Archive for Word

Sunday morning, for a change

Posted in MadCap, Personal, Tech Comm, technical writing with tags , , , on August 17, 2008 by Mike

Personal notes

Hand washing some dishes last night, I gashed the back of my hand when a thin glass imploded. After I put my hand in it, of course. I looked at the cut and told Husband “Get your keys. We going to the Emergency room. That’s gotta get stitched up.”

2 hours later, I was cleaned up with a stitch to close the inch-long and fairly deep gash. The emergency room people were very nice and fast.

This morning, it’s limiting my never very great typing abilities and it hurts. Ow. And I have no ability to tolerate pain, so I’m not delighted.

But it gives me an out on a bunch of household tasks, which is good! It’s going to cut into my crochet time, tho, which is bad. I’m working on a jacket in a wool/silk yarn that’s working up like butter. It’s going to be beautiful when it’s done.

Totally different topic: My grandson is walking! http://s2.photobucket.com/albums/y24/Talesia/Videos/?action=view&current=MVI_7949.flv Such a cute baby. It kills me they live 1200 miles away. He’s 1 on 20 Aug. Happy Birthday, Devlin! May you have 100 more.

More stuff

I’ve been talking to a fellow about SEQ fields in Word and I thought this might be a useful post on my blog.

SEQ fields

SEQ fields overcame a bug in older versions of Word. The bug showed up about Word 6. The bug was in autonumbering; essentially, autonumbering didn’t work. Word would ignore or randomly change your number settings with other settings. This was bad for tech authors, as we use a lot of autonumbering.
 
The SEQ field method tells Word that a paragraph has a specific number in a sequence. It hard coded the number – as far as Word is concerned (it was like a window into the guts of RTF, which was the mark up language of those versions of Word). So when you have:
{SEQ} words here 
{SEQ} words here 
{SEQ} words here 
{SEQ} words here 
 
The SEQ field tells Word that what’s really there is (in the RTF code):
1 words here 
2 words here 
3 words here 
4 words here 
 
It also told Word to not touch the numbering, to just accept what’s there and move on. Which was great and what you wanted from Word 6 to Word 2000 because the autonumbering was broken in all those versions.

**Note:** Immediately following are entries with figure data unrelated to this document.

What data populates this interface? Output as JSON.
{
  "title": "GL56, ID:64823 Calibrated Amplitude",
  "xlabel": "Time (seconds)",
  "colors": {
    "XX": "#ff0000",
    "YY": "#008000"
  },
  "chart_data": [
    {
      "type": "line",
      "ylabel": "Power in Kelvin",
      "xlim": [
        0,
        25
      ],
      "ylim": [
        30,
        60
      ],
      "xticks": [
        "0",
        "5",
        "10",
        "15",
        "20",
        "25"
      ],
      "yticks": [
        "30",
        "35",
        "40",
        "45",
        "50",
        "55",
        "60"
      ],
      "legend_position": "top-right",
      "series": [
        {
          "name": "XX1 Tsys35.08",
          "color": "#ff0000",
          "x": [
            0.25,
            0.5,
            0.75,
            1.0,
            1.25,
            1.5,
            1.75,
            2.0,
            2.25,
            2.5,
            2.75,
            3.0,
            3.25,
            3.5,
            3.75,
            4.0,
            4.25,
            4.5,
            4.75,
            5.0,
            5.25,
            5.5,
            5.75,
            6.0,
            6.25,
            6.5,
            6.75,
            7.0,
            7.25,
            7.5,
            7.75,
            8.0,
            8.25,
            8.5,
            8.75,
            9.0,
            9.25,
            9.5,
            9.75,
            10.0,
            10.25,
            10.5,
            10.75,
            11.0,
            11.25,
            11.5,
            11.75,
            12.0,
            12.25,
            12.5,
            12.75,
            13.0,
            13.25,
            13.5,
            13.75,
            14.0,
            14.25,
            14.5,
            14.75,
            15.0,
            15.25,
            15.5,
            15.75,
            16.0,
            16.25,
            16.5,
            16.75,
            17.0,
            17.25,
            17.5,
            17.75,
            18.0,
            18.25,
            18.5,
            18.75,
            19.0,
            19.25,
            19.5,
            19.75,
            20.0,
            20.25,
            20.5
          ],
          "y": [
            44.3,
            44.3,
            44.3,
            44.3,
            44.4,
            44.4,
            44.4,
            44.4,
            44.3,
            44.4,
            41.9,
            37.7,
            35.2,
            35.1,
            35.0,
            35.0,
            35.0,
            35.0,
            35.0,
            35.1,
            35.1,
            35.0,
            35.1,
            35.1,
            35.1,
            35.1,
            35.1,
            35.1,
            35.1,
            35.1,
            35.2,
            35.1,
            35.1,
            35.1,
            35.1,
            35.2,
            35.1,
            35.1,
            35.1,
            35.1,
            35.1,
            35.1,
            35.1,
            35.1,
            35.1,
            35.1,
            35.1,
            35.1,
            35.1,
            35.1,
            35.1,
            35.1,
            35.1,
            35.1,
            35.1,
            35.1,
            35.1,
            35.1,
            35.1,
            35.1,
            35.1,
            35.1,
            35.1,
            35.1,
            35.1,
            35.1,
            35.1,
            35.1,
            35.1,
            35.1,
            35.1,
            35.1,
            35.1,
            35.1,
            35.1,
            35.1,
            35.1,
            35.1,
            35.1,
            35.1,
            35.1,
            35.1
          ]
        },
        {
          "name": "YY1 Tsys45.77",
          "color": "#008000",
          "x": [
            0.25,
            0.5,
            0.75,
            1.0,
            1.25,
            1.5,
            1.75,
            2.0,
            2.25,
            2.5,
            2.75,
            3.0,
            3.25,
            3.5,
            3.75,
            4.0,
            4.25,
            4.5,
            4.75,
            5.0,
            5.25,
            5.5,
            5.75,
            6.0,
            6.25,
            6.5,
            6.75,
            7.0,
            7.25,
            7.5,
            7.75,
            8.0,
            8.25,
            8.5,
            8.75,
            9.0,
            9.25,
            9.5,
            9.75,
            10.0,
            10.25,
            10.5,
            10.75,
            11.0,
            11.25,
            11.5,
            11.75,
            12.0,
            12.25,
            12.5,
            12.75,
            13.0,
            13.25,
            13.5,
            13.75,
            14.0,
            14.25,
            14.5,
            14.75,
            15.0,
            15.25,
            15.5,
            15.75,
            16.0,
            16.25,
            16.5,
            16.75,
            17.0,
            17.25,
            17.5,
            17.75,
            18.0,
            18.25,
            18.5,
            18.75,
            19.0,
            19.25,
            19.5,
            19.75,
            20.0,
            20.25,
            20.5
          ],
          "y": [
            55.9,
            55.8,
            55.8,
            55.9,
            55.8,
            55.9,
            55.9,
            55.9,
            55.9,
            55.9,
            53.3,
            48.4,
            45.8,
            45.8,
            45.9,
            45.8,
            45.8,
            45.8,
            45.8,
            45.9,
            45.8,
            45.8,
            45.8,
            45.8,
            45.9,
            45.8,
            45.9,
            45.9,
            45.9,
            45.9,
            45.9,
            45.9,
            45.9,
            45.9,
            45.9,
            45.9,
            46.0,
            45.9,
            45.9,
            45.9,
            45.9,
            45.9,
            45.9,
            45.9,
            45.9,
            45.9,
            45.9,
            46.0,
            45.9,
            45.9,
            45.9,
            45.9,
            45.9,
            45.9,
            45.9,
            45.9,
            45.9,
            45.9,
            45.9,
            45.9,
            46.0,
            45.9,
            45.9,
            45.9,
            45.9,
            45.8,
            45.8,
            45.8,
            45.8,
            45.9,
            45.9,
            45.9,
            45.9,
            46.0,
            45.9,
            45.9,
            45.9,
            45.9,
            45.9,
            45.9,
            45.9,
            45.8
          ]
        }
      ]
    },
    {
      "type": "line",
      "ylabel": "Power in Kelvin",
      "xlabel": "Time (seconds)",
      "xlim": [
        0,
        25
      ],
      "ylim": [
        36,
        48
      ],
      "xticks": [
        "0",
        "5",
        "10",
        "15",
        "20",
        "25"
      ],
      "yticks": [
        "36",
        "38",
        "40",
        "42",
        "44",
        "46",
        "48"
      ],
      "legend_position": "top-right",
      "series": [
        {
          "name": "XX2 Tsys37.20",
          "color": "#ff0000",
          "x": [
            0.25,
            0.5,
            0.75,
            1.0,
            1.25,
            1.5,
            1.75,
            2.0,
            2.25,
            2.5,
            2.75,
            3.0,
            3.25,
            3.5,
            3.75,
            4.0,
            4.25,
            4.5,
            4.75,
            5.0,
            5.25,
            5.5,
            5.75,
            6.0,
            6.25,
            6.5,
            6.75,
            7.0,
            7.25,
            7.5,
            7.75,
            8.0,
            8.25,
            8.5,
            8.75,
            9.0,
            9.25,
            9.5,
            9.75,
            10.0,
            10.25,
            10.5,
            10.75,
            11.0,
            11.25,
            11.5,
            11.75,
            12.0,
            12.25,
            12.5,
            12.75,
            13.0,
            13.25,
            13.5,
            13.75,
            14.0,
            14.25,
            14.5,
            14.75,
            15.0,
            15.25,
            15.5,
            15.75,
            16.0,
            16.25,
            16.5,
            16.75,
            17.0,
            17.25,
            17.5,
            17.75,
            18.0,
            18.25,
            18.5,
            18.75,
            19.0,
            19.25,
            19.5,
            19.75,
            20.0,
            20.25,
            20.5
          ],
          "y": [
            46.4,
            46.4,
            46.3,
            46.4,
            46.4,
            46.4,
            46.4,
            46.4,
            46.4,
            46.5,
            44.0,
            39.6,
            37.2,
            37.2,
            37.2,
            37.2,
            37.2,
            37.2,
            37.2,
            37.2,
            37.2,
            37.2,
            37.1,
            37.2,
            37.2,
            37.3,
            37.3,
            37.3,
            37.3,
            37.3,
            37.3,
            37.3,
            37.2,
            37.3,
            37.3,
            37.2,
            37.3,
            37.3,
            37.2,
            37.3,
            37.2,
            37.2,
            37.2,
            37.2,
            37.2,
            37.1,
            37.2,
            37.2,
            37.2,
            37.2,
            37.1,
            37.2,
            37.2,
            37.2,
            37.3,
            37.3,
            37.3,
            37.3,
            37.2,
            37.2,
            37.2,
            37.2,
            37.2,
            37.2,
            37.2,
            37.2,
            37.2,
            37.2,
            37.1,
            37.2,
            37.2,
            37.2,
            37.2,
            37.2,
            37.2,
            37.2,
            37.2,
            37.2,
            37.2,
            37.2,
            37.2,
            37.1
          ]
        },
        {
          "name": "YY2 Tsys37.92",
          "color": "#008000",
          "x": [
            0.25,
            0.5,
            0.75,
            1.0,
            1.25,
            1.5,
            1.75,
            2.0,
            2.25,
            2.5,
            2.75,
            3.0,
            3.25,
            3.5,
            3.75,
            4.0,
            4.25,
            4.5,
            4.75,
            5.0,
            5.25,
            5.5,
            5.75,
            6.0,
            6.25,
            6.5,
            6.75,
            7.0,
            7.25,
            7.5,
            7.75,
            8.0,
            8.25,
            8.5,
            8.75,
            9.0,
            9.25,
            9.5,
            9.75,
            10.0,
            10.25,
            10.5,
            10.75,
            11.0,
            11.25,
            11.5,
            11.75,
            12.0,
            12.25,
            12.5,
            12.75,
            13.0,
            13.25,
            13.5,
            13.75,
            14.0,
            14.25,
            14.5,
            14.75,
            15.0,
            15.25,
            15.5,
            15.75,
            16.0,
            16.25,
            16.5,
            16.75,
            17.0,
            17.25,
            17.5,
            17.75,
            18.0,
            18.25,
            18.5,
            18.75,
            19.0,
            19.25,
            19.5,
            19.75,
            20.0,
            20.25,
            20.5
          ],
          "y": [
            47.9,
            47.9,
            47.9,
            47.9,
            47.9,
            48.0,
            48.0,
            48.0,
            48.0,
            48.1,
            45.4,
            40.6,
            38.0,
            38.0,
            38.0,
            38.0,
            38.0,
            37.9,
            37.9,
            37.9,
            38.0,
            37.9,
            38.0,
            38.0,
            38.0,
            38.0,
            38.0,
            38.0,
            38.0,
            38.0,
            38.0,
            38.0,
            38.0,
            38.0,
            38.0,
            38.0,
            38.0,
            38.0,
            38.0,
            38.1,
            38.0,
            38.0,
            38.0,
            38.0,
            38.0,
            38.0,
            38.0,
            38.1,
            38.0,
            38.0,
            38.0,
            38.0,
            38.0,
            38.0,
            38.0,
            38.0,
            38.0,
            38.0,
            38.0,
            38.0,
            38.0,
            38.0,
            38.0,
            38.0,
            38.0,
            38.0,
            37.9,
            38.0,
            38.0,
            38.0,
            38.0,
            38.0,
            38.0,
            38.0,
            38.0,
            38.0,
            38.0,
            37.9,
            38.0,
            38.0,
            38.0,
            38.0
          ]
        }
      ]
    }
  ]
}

It kept many tech authors from saying too many bad words. It didn’t keep us from using Word and drinking too much, but it did reduce how much we said the bad words.

SEQ fields and newer versions of Word

SEQ fields still work in newer versions of Word but are mostly unneeded because autonumbering generally works now.

However, if you are using SEQ fields and you save the Word file as XML, Word hard codes the numbers in the XML. This may not be what you wanted.

My recommendation is to stop using SEQ fields in Word 2003 and later, especially if you are going to convert the file to XML at some point, unless the hard coded numbers are OK with you, which they may be. It’s not really needed anymore, anyway.

But I’ve got forty billion legacy files!

I suspect you could write a macro to replace the SEQ fields with Word autonumbering. But I’m not a macro writer, so I leave this to smarter brains than mine. If someone wants to come up with it, I’ll post it, tho.

Ow, cut it out – it hurts!

Ok, husband is up and my hand hurts. Enough typing for a while.